Recently I have read lots of blogs and have seen my share of You-Tube videos of teachers quitting the profession in a blaze of final glory where they (usually) profess their love for teaching, but feel they are forced to leave teaching because of real and valid struggles that the field of education is facing. This is not one of those blog posts. My story about taking some time off of teaching is more about everything than one thing.
It all started when I had stabbing pains in my stomach. As in, doubled over, put me out of my misery, pain. After some frantic googling (in between fierce bouts of pain and labor style breathing, because that is the only medical thing I could think of) and some time with spent on “medical” websites, I diagnosed myself with appendicitis. I knew that was not good and it might require a hospital visit. As I was mentally planning what to do with my children, which substitute to try to finagle at the last minute, it dawned on me that this would be a break. All the things I do in a day would mostly be the responsibility of someone else for at least 1 - 3 weeks. I was in excruciating pain, but it sounded like a vacation, granted I would have stitches and bed rest, but I could also take a nap and get a full 8 hours of sleep (in a row).
It turned out I just had a nasty strain of the flu, but I knew I had to make changes when an appendicitis and surgery was preferable to my actual life.
Later when I was asked, I could not point the finger at one thing that was too much. I could handle parenting, I could handle lesson planning, I could handle getting my kids ready for school, I could handle communicating with parents, I could handle getting my kids to all their activities, I could handle data collection, I could handle making dinner, I could handle developing resources for my classroom, I could handle my husband working late almost every night, I could handle toddler meltdowns, I could handle professional development, I could handle reading bedtime stories, but the real problem was I just could not handle it all together. As in - All. In. One. Day. Everyday. I am not sure if that is a failure on my part or a the failure of a society where it is an expectation that a person could and should do all that (because people, I was tired). I am sure the cause lies somewhere in between.

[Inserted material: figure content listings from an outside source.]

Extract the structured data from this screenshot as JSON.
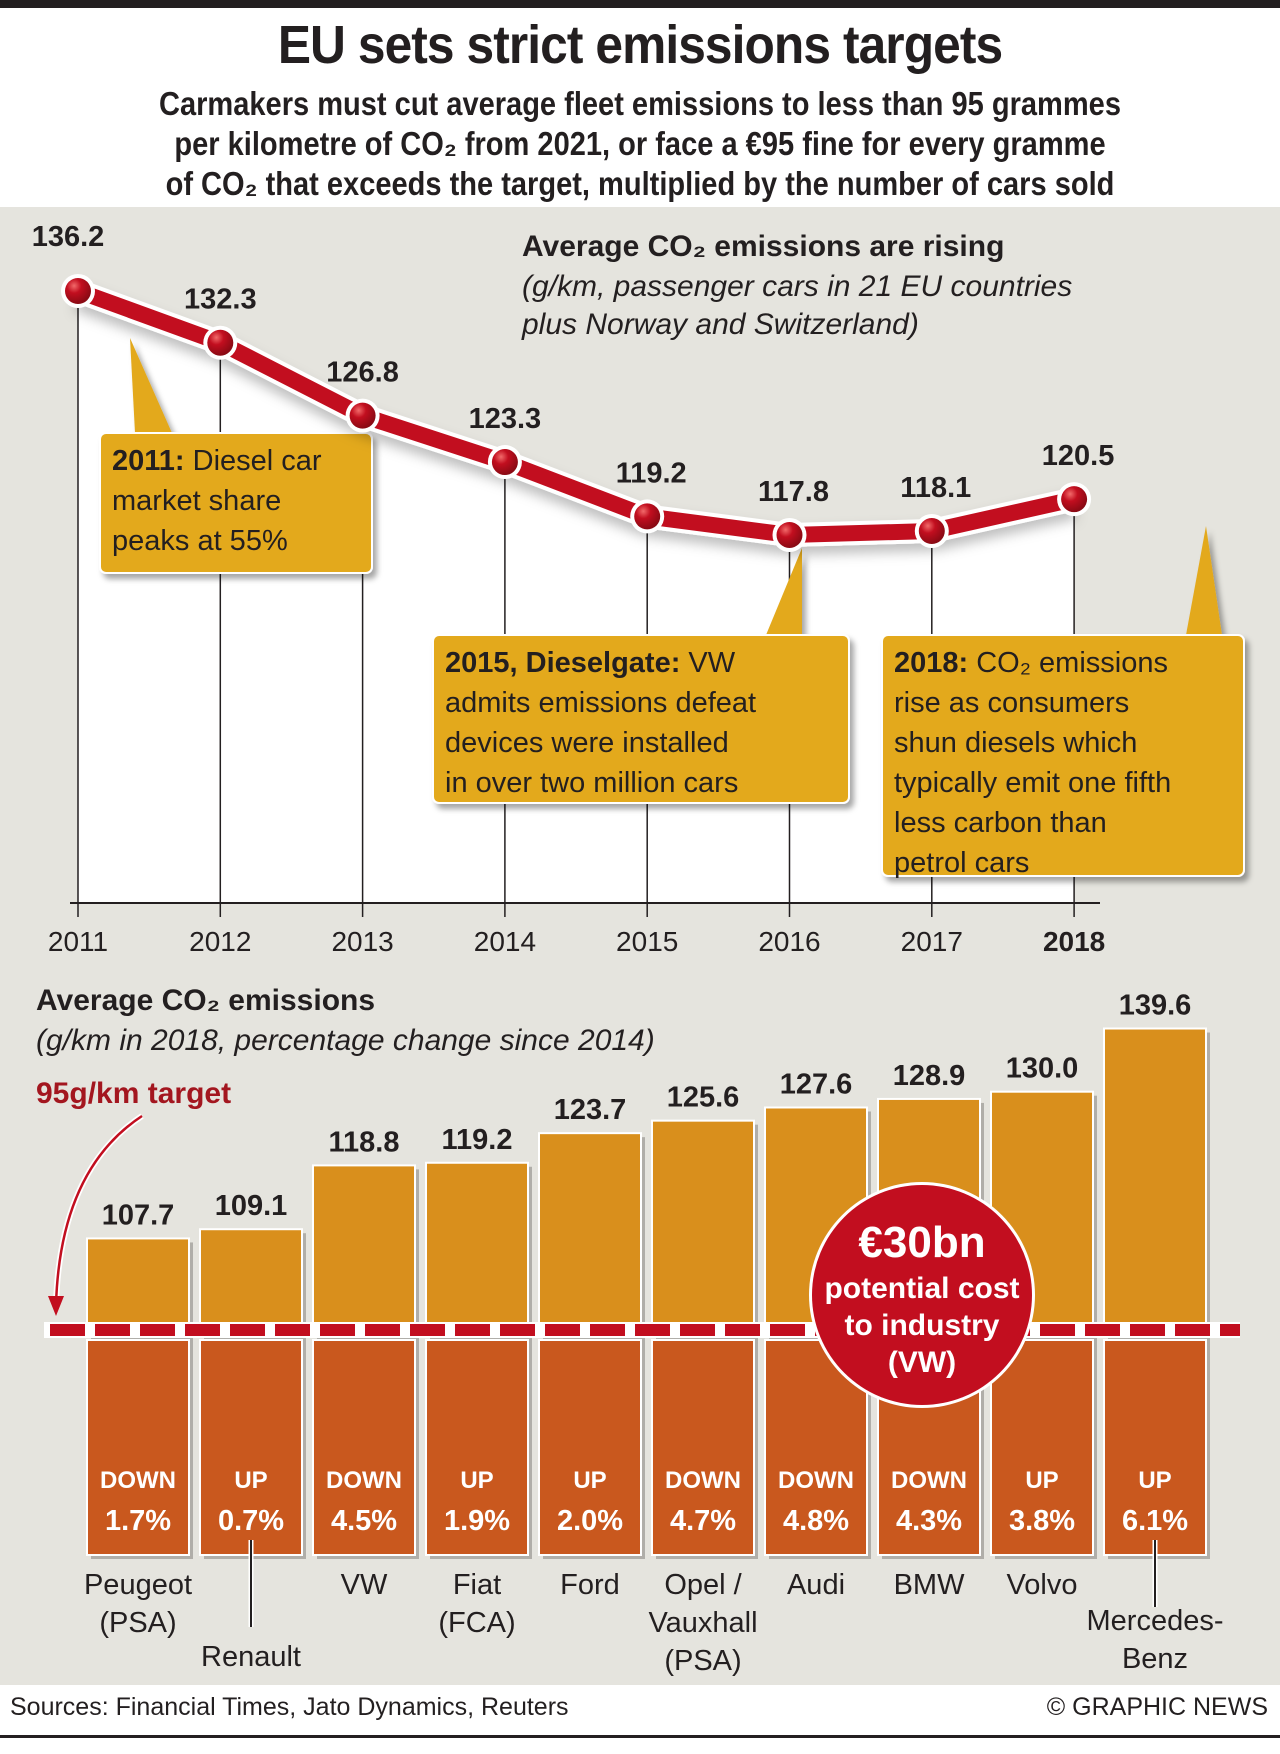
{
  "title": "EU sets strict emissions targets",
  "subtitle_lines": [
    "Carmakers must cut average fleet emissions to less than 95 grammes",
    "per kilometre of CO₂ from 2021, or face a €95 fine for every gramme",
    "of CO₂ that exceeds the target, multiplied by the number of cars sold"
  ],
  "footer": {
    "sources": "Sources: Financial Times, Jato Dynamics, Reuters",
    "copyright": "© GRAPHIC NEWS"
  },
  "colors": {
    "line_red": "#c20e1f",
    "callout_gold": "#e3a91f",
    "bar_upper": "#d98f1c",
    "bar_lower": "#c9581e",
    "target_red": "#c20e1f",
    "panel_bg": "#e5e4de"
  },
  "chart_data": [
    {
      "type": "line",
      "title": "Average CO₂ emissions are rising",
      "subtitle_lines": [
        "(g/km, passenger cars in 21 EU countries",
        "plus Norway and Switzerland)"
      ],
      "x": [
        "2011",
        "2012",
        "2013",
        "2014",
        "2015",
        "2016",
        "2017",
        "2018"
      ],
      "highlight_x": "2018",
      "values": [
        136.2,
        132.3,
        126.8,
        123.3,
        119.2,
        117.8,
        118.1,
        120.5
      ],
      "value_labels": [
        "136.2",
        "132.3",
        "126.8",
        "123.3",
        "119.2",
        "117.8",
        "118.1",
        "120.5"
      ],
      "ylabel": "g/km",
      "annotations": [
        {
          "x": "2011",
          "bold": "2011:",
          "lines": [
            "Diesel car",
            "market share",
            "peaks at 55%"
          ]
        },
        {
          "x": "2015",
          "bold": "2015, Dieselgate:",
          "lines": [
            "VW",
            "admits emissions defeat",
            "devices were installed",
            "in over two million cars"
          ]
        },
        {
          "x": "2018",
          "bold": "2018:",
          "lines": [
            "CO₂ emissions",
            "rise as consumers",
            "shun diesels which",
            "typically emit one fifth",
            "less carbon than",
            "petrol cars"
          ]
        }
      ]
    },
    {
      "type": "bar",
      "title": "Average CO₂ emissions",
      "subtitle": "(g/km in 2018, percentage change since 2014)",
      "target_label": "95g/km target",
      "target_value": 95,
      "categories": [
        "Peugeot (PSA)",
        "Renault",
        "VW",
        "Fiat (FCA)",
        "Ford",
        "Opel / Vauxhall (PSA)",
        "Audi",
        "BMW",
        "Volvo",
        "Mercedes-Benz"
      ],
      "category_label_lines": [
        [
          "Peugeot",
          "(PSA)"
        ],
        [
          "Renault"
        ],
        [
          "VW"
        ],
        [
          "Fiat",
          "(FCA)"
        ],
        [
          "Ford"
        ],
        [
          "Opel /",
          "Vauxhall",
          "(PSA)"
        ],
        [
          "Audi"
        ],
        [
          "BMW"
        ],
        [
          "Volvo"
        ],
        [
          "Mercedes-",
          "Benz"
        ]
      ],
      "values": [
        107.7,
        109.1,
        118.8,
        119.2,
        123.7,
        125.6,
        127.6,
        128.9,
        130.0,
        139.6
      ],
      "value_labels": [
        "107.7",
        "109.1",
        "118.8",
        "119.2",
        "123.7",
        "125.6",
        "127.6",
        "128.9",
        "130.0",
        "139.6"
      ],
      "change_direction": [
        "DOWN",
        "UP",
        "DOWN",
        "UP",
        "UP",
        "DOWN",
        "DOWN",
        "DOWN",
        "UP",
        "UP"
      ],
      "change_pct": [
        "1.7%",
        "0.7%",
        "4.5%",
        "1.9%",
        "2.0%",
        "4.7%",
        "4.8%",
        "4.3%",
        "3.8%",
        "6.1%"
      ],
      "callout": {
        "amount": "€30bn",
        "lines": [
          "potential cost",
          "to industry",
          "(VW)"
        ]
      }
    }
  ]
}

So I tried lot of things. I tried making a schedule, but the fact that there are only 24 hour in a day and I need to sleep during some of those hours kept getting in the way. I tried organizational tips found on Pinterest. I tried making freezer meals. I tried not sweating the small stuff. I tried so many things that trying something new became the new “one more thing”. I finally had to come to terms with the fact that I am just not a “Pinterest Perfect” person! I had to admit that at that season of life, I just could not do it all. As a dug deeper I realized all the Pinterest perfect people I knew might not actually even have a perfect life (although many of them did an admirable job playing one on Facebook).

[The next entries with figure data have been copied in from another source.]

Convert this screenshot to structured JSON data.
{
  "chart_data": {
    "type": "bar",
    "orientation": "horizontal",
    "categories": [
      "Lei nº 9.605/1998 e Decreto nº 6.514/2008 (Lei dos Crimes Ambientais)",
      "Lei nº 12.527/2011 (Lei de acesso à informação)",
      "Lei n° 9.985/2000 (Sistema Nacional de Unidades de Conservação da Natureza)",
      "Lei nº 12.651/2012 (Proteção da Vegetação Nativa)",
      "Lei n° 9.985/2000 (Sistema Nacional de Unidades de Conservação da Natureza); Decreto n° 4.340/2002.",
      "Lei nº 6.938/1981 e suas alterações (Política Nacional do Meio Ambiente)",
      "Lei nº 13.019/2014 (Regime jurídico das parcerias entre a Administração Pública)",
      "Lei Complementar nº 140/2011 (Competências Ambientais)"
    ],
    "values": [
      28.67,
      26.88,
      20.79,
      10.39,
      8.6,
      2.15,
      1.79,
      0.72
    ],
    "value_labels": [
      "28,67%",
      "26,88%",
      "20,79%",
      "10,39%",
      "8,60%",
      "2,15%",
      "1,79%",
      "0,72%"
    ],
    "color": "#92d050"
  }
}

Ultimately, I decided that I had to make changes that did not involve surgery and a major illness as the relief I was longing for.
The short story is that I decided to take a leave of absence from teaching to be home with my youngest daughter and a more present mom to my school aged children. It is true that having 3 children ages 8 and under was hard. They want to be fed 3 times a day (plus snacks). Every. Single. Day. Not to mention clean clothes, homework help, bedtime stories, bike rides, and endless games of Uno (we play lots of Uno).

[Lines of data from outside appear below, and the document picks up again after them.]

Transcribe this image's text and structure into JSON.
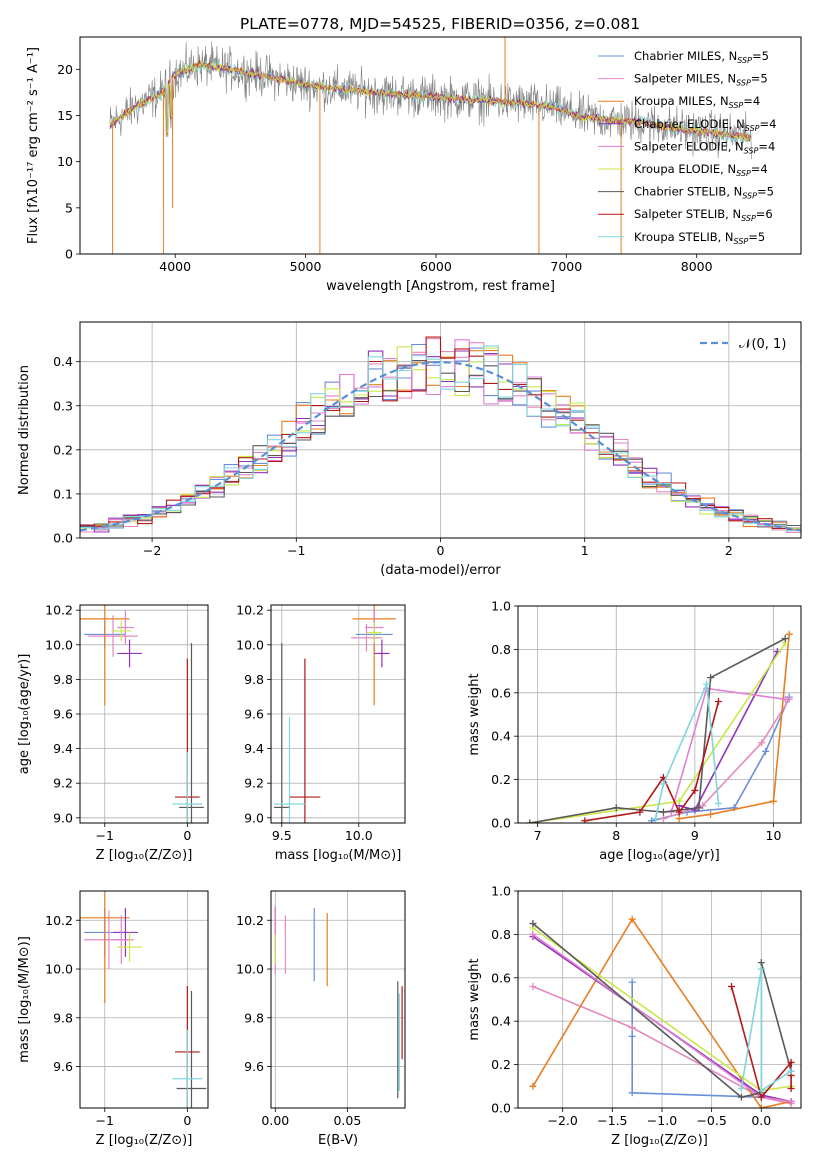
{
  "title": "PLATE=0778, MJD=54525, FIBERID=0356, z=0.081",
  "colors": {
    "chabrier_miles": "#6a8fd8",
    "salpeter_miles": "#e58ac0",
    "kroupa_miles": "#e87e22",
    "chabrier_elodie": "#8e35b8",
    "salpeter_elodie": "#e27fd3",
    "kroupa_elodie": "#c8e84a",
    "chabrier_stelib": "#595959",
    "salpeter_stelib": "#b31818",
    "kroupa_stelib": "#7fd6dc",
    "grid": "#b0b0b0"
  },
  "chart_data": [
    {
      "id": "spectrum",
      "type": "line",
      "xlabel": "wavelength [Angstrom, rest frame]",
      "ylabel": "Flux [fλ10⁻¹⁷ erg cm⁻² s⁻¹ A⁻¹]",
      "xlim": [
        3270,
        8800
      ],
      "ylim": [
        0,
        23.5
      ],
      "xticks": [
        "4000",
        "5000",
        "6000",
        "7000",
        "8000"
      ],
      "yticks": [
        "0",
        "5",
        "10",
        "15",
        "20"
      ],
      "legend": [
        "Chabrier MILES, N_SSP=5",
        "Salpeter MILES, N_SSP=5",
        "Kroupa MILES, N_SSP=4",
        "Chabrier ELODIE, N_SSP=4",
        "Salpeter ELODIE, N_SSP=4",
        "Kroupa ELODIE, N_SSP=4",
        "Chabrier STELIB, N_SSP=5",
        "Salpeter STELIB, N_SSP=6",
        "Kroupa STELIB, N_SSP=5"
      ],
      "legend_placement": "top-right",
      "continuum": [
        [
          3500,
          14.0
        ],
        [
          3700,
          16.0
        ],
        [
          3900,
          17.5
        ],
        [
          4000,
          19.5
        ],
        [
          4200,
          20.5
        ],
        [
          4500,
          19.8
        ],
        [
          4800,
          19.0
        ],
        [
          5000,
          18.3
        ],
        [
          5300,
          17.8
        ],
        [
          5600,
          17.4
        ],
        [
          6000,
          17.0
        ],
        [
          6300,
          16.7
        ],
        [
          6600,
          16.4
        ],
        [
          6900,
          15.9
        ],
        [
          7100,
          14.9
        ],
        [
          7300,
          14.6
        ],
        [
          7600,
          14.2
        ],
        [
          7900,
          13.5
        ],
        [
          8200,
          13.0
        ],
        [
          8400,
          12.6
        ]
      ],
      "spikes": [
        [
          3520,
          0.0
        ],
        [
          3910,
          0.0
        ],
        [
          3980,
          5.0
        ],
        [
          5110,
          0.0
        ],
        [
          6530,
          23.5
        ],
        [
          6790,
          0.0
        ],
        [
          7420,
          0.0
        ]
      ]
    },
    {
      "id": "residuals",
      "type": "histogram",
      "xlabel": "(data-model)/error",
      "ylabel": "Normed distribution",
      "xlim": [
        -2.5,
        2.5
      ],
      "ylim": [
        0,
        0.49
      ],
      "xticks": [
        "−2",
        "−1",
        "0",
        "1",
        "2"
      ],
      "yticks": [
        "0.0",
        "0.1",
        "0.2",
        "0.3",
        "0.4"
      ],
      "bin_width": 0.1,
      "curve_label": "𝒩(0, 1)",
      "legend_placement": "top-right"
    },
    {
      "id": "age_vs_Z",
      "type": "errorbar",
      "xlabel": "Z [log₁₀(Z/Z⊙)]",
      "ylabel": "age  [log₁₀(age/yr)]",
      "xlim": [
        -1.3,
        0.25
      ],
      "ylim": [
        8.97,
        10.23
      ],
      "xticks": [
        "−1",
        "0"
      ],
      "yticks": [
        "9.0",
        "9.2",
        "9.4",
        "9.6",
        "9.8",
        "10.0",
        "10.2"
      ],
      "points": [
        {
          "series": "chabrier_miles",
          "x": -1.0,
          "y": 10.06,
          "xerr": 0.25,
          "yerr": 0.08
        },
        {
          "series": "salpeter_miles",
          "x": -0.9,
          "y": 10.05,
          "xerr": 0.3,
          "yerr": 0.12
        },
        {
          "series": "kroupa_miles",
          "x": -1.0,
          "y": 10.15,
          "xerr": 0.3,
          "yerr": 0.5
        },
        {
          "series": "chabrier_elodie",
          "x": -0.7,
          "y": 9.95,
          "xerr": 0.15,
          "yerr": 0.08
        },
        {
          "series": "salpeter_elodie",
          "x": -0.75,
          "y": 10.1,
          "xerr": 0.1,
          "yerr": 0.1
        },
        {
          "series": "kroupa_elodie",
          "x": -0.8,
          "y": 10.08,
          "xerr": 0.12,
          "yerr": 0.06
        },
        {
          "series": "chabrier_stelib",
          "x": 0.05,
          "y": 9.06,
          "xerr": 0.15,
          "yerr": 0.95
        },
        {
          "series": "salpeter_stelib",
          "x": 0.0,
          "y": 9.12,
          "xerr": 0.15,
          "yerr": 0.8
        },
        {
          "series": "kroupa_stelib",
          "x": 0.0,
          "y": 9.08,
          "xerr": 0.18,
          "yerr": 0.3
        }
      ]
    },
    {
      "id": "age_vs_mass",
      "type": "errorbar",
      "xlabel": "mass [log₁₀(M/M⊙)]",
      "ylabel": "",
      "xlim": [
        9.43,
        10.3
      ],
      "ylim": [
        8.97,
        10.23
      ],
      "xticks": [
        "9.5",
        "10.0"
      ],
      "yticks": [
        "9.0",
        "9.2",
        "9.4",
        "9.6",
        "9.8",
        "10.0",
        "10.2"
      ],
      "points": [
        {
          "series": "chabrier_miles",
          "x": 10.1,
          "y": 10.06,
          "xerr": 0.12,
          "yerr": 0.1
        },
        {
          "series": "salpeter_miles",
          "x": 10.05,
          "y": 10.04,
          "xerr": 0.1,
          "yerr": 0.08
        },
        {
          "series": "kroupa_miles",
          "x": 10.1,
          "y": 10.15,
          "xerr": 0.14,
          "yerr": 0.5
        },
        {
          "series": "chabrier_elodie",
          "x": 10.15,
          "y": 9.95,
          "xerr": 0.05,
          "yerr": 0.08
        },
        {
          "series": "salpeter_elodie",
          "x": 10.1,
          "y": 10.1,
          "xerr": 0.06,
          "yerr": 0.1
        },
        {
          "series": "kroupa_elodie",
          "x": 10.1,
          "y": 10.07,
          "xerr": 0.05,
          "yerr": 0.06
        },
        {
          "series": "chabrier_stelib",
          "x": 9.5,
          "y": 9.06,
          "xerr": 0.05,
          "yerr": 0.95
        },
        {
          "series": "salpeter_stelib",
          "x": 9.65,
          "y": 9.12,
          "xerr": 0.1,
          "yerr": 0.8
        },
        {
          "series": "kroupa_stelib",
          "x": 9.55,
          "y": 9.08,
          "xerr": 0.1,
          "yerr": 0.5
        }
      ]
    },
    {
      "id": "mass_weight_vs_age",
      "type": "line",
      "xlabel": "age  [log₁₀(age/yr)]",
      "ylabel": "mass weight",
      "xlim": [
        6.75,
        10.35
      ],
      "ylim": [
        0,
        1.0
      ],
      "xticks": [
        "7",
        "8",
        "9",
        "10"
      ],
      "yticks": [
        "0.0",
        "0.2",
        "0.4",
        "0.6",
        "0.8",
        "1.0"
      ],
      "series": [
        {
          "series": "chabrier_miles",
          "x": [
            8.45,
            8.9,
            9.5,
            9.9,
            10.2
          ],
          "y": [
            0.01,
            0.05,
            0.07,
            0.33,
            0.58
          ]
        },
        {
          "series": "salpeter_miles",
          "x": [
            8.6,
            9.1,
            9.85,
            10.2
          ],
          "y": [
            0.02,
            0.08,
            0.37,
            0.57
          ]
        },
        {
          "series": "kroupa_miles",
          "x": [
            8.8,
            9.2,
            10.0,
            10.2
          ],
          "y": [
            0.02,
            0.04,
            0.1,
            0.87
          ]
        },
        {
          "series": "chabrier_elodie",
          "x": [
            8.8,
            9.0,
            10.05
          ],
          "y": [
            0.08,
            0.06,
            0.79
          ]
        },
        {
          "series": "salpeter_elodie",
          "x": [
            8.7,
            9.15,
            10.15
          ],
          "y": [
            0.05,
            0.62,
            0.57
          ]
        },
        {
          "series": "kroupa_elodie",
          "x": [
            6.9,
            8.8,
            10.15
          ],
          "y": [
            0.0,
            0.1,
            0.83
          ]
        },
        {
          "series": "chabrier_stelib",
          "x": [
            6.9,
            8.0,
            8.6,
            9.05,
            9.2,
            10.15
          ],
          "y": [
            0.0,
            0.07,
            0.05,
            0.07,
            0.67,
            0.85
          ]
        },
        {
          "series": "salpeter_stelib",
          "x": [
            7.6,
            8.3,
            8.6,
            8.8,
            9.0,
            9.3
          ],
          "y": [
            0.01,
            0.05,
            0.21,
            0.05,
            0.15,
            0.56
          ]
        },
        {
          "series": "kroupa_stelib",
          "x": [
            8.5,
            8.6,
            9.15,
            9.3
          ],
          "y": [
            0.02,
            0.18,
            0.64,
            0.09
          ]
        }
      ]
    },
    {
      "id": "mass_vs_Z",
      "type": "errorbar",
      "xlabel": "Z [log₁₀(Z/Z⊙)]",
      "ylabel": "mass [log₁₀(M/M⊙)]",
      "xlim": [
        -1.3,
        0.25
      ],
      "ylim": [
        9.43,
        10.32
      ],
      "xticks": [
        "−1",
        "0"
      ],
      "yticks": [
        "9.6",
        "9.8",
        "10.0",
        "10.2"
      ],
      "points": [
        {
          "series": "chabrier_miles",
          "x": -1.0,
          "y": 10.15,
          "xerr": 0.25,
          "yerr": 0.1
        },
        {
          "series": "salpeter_miles",
          "x": -0.95,
          "y": 10.12,
          "xerr": 0.3,
          "yerr": 0.12
        },
        {
          "series": "kroupa_miles",
          "x": -1.0,
          "y": 10.21,
          "xerr": 0.3,
          "yerr": 0.35
        },
        {
          "series": "chabrier_elodie",
          "x": -0.75,
          "y": 10.15,
          "xerr": 0.15,
          "yerr": 0.1
        },
        {
          "series": "salpeter_elodie",
          "x": -0.8,
          "y": 10.12,
          "xerr": 0.1,
          "yerr": 0.1
        },
        {
          "series": "kroupa_elodie",
          "x": -0.7,
          "y": 10.09,
          "xerr": 0.15,
          "yerr": 0.06
        },
        {
          "series": "chabrier_stelib",
          "x": 0.05,
          "y": 9.51,
          "xerr": 0.18,
          "yerr": 0.4
        },
        {
          "series": "salpeter_stelib",
          "x": 0.0,
          "y": 9.66,
          "xerr": 0.15,
          "yerr": 0.27
        },
        {
          "series": "kroupa_stelib",
          "x": 0.0,
          "y": 9.55,
          "xerr": 0.18,
          "yerr": 0.2
        }
      ]
    },
    {
      "id": "mass_vs_ebv",
      "type": "errorbar",
      "xlabel": "E(B-V)",
      "ylabel": "",
      "xlim": [
        -0.003,
        0.09
      ],
      "ylim": [
        9.43,
        10.32
      ],
      "xticks": [
        "0.00",
        "0.05"
      ],
      "yticks": [
        "9.6",
        "9.8",
        "10.0",
        "10.2"
      ],
      "points": [
        {
          "series": "chabrier_miles",
          "x": 0.027,
          "y": 10.1,
          "yerr": 0.15
        },
        {
          "series": "salpeter_miles",
          "x": 0.007,
          "y": 10.1,
          "yerr": 0.12
        },
        {
          "series": "kroupa_miles",
          "x": 0.036,
          "y": 10.08,
          "yerr": 0.15
        },
        {
          "series": "chabrier_elodie",
          "x": 0.0,
          "y": 10.15,
          "yerr": 0.1
        },
        {
          "series": "salpeter_elodie",
          "x": 0.0,
          "y": 10.12,
          "yerr": 0.14
        },
        {
          "series": "kroupa_elodie",
          "x": 0.0,
          "y": 10.08,
          "yerr": 0.06
        },
        {
          "series": "chabrier_stelib",
          "x": 0.085,
          "y": 9.71,
          "yerr": 0.24
        },
        {
          "series": "salpeter_stelib",
          "x": 0.088,
          "y": 9.78,
          "yerr": 0.15
        },
        {
          "series": "kroupa_stelib",
          "x": 0.086,
          "y": 9.7,
          "yerr": 0.2
        }
      ]
    },
    {
      "id": "mass_weight_vs_Z",
      "type": "line",
      "xlabel": "Z [log₁₀(Z/Z⊙)]",
      "ylabel": "mass weight",
      "xlim": [
        -2.45,
        0.4
      ],
      "ylim": [
        0,
        1.0
      ],
      "xticks": [
        "−2.0",
        "−1.5",
        "−1.0",
        "−0.5",
        "0.0"
      ],
      "yticks": [
        "0.0",
        "0.2",
        "0.4",
        "0.6",
        "0.8",
        "1.0"
      ],
      "series": [
        {
          "series": "chabrier_miles",
          "x": [
            -1.3,
            -1.3,
            -1.3,
            0.0,
            0.3
          ],
          "y": [
            0.58,
            0.33,
            0.07,
            0.05,
            0.03
          ]
        },
        {
          "series": "salpeter_miles",
          "x": [
            -2.3,
            -1.3,
            0.0,
            0.3
          ],
          "y": [
            0.56,
            0.37,
            0.05,
            0.02
          ]
        },
        {
          "series": "kroupa_miles",
          "x": [
            -2.3,
            -1.3,
            0.0,
            0.3
          ],
          "y": [
            0.1,
            0.87,
            0.0,
            0.03
          ]
        },
        {
          "series": "chabrier_elodie",
          "x": [
            -2.3,
            0.0,
            0.3
          ],
          "y": [
            0.79,
            0.06,
            0.03
          ]
        },
        {
          "series": "salpeter_elodie",
          "x": [
            -2.3,
            0.0,
            0.3
          ],
          "y": [
            0.8,
            0.05,
            0.03
          ]
        },
        {
          "series": "kroupa_elodie",
          "x": [
            -2.3,
            0.0,
            0.3
          ],
          "y": [
            0.83,
            0.08,
            0.1
          ]
        },
        {
          "series": "chabrier_stelib",
          "x": [
            -2.3,
            -0.2,
            0.0,
            0.0,
            0.3
          ],
          "y": [
            0.85,
            0.05,
            0.07,
            0.67,
            0.17
          ]
        },
        {
          "series": "salpeter_stelib",
          "x": [
            -0.3,
            0.0,
            0.3,
            0.3,
            0.3
          ],
          "y": [
            0.56,
            0.05,
            0.21,
            0.15,
            0.09
          ]
        },
        {
          "series": "kroupa_stelib",
          "x": [
            -0.2,
            0.0,
            0.0,
            0.3
          ],
          "y": [
            0.09,
            0.64,
            0.08,
            0.17
          ]
        }
      ]
    }
  ]
}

The longer answer is somewhat more complicated. I am blessed to teach at a wonderful school, with supportive administrators, lots of opportunities for growth and leadership, an awesome PTO, a fabulous staff, and a terrific group of students. I also really just love teaching. It all sounded wonderful, but somehow everyday I managed to come home so beyond exhausted that the thought of microwaving frozen peas for dinner with a screaming toddler hanging from my leg overwhelmed me. I knew I needed to slow down and live the life I had built instead of wishing for it to be Friday, the weekend, time to sleep, or anytime that was not in the moment that I was in.
And just like that, like the Hokey Pokey says, I took my whole self out.